Teacher Tenure Laws Should Be Addressed by Legislature, CA Supreme Court Chief Justice Says
On Wednesday, the San Francisco Chronicle’s Bob Egelko reported on California Supreme Court Chief Justice Tani Cantil-Sakauye’s remarks on California’s current teacher tenure laws, noting that the issues with the law should be addressed by lawmakers. In a 4–3 decision last August, the California Supreme Court denied review of Vergara v. California, a case that challenged the state’s permanent employment law, dismissal process and “Last-In, First-Out” layoff statues, leaving intact an appellate ruling. Notably, two of the three dissenting justices — Justice Liu, Justice Cuéllar and Justice Chin — took the unusual step of writing powerful and lengthy dissents to the decision calling the issue “of such importance [it] should be decided by the state’s highest court.”
As Cantil-Sakauye explained, “Reasonable minds differ as to what belongs here [in the court] and what belongs in the Legislature.” During the court’s closed-door debates on the case, she said the justices had “sharp disagreements but [were] absolutely respectful.” Finally, the Chief Justice pointed out that the issue of teacher tenure is “not going away.”

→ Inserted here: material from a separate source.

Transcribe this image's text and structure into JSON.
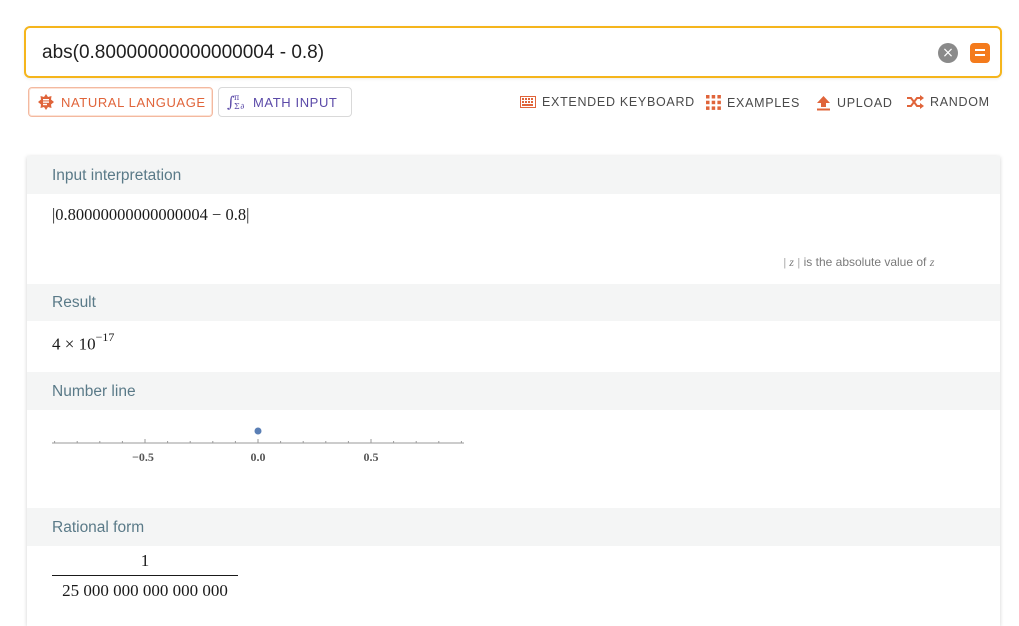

Cantil-Sakauye’s reference to the persistence of this issue displays the California Legislature’s need to take meaningful action to fix this broken system in 2017. As lawmakers in Sacramento prepare for the legislative session, Students Matter is getting ready to continue to fight for a better public education system for all California students. California students deserve the chance to learn and succeed, and they deserve to be taught by great teachers who inspire them to do so.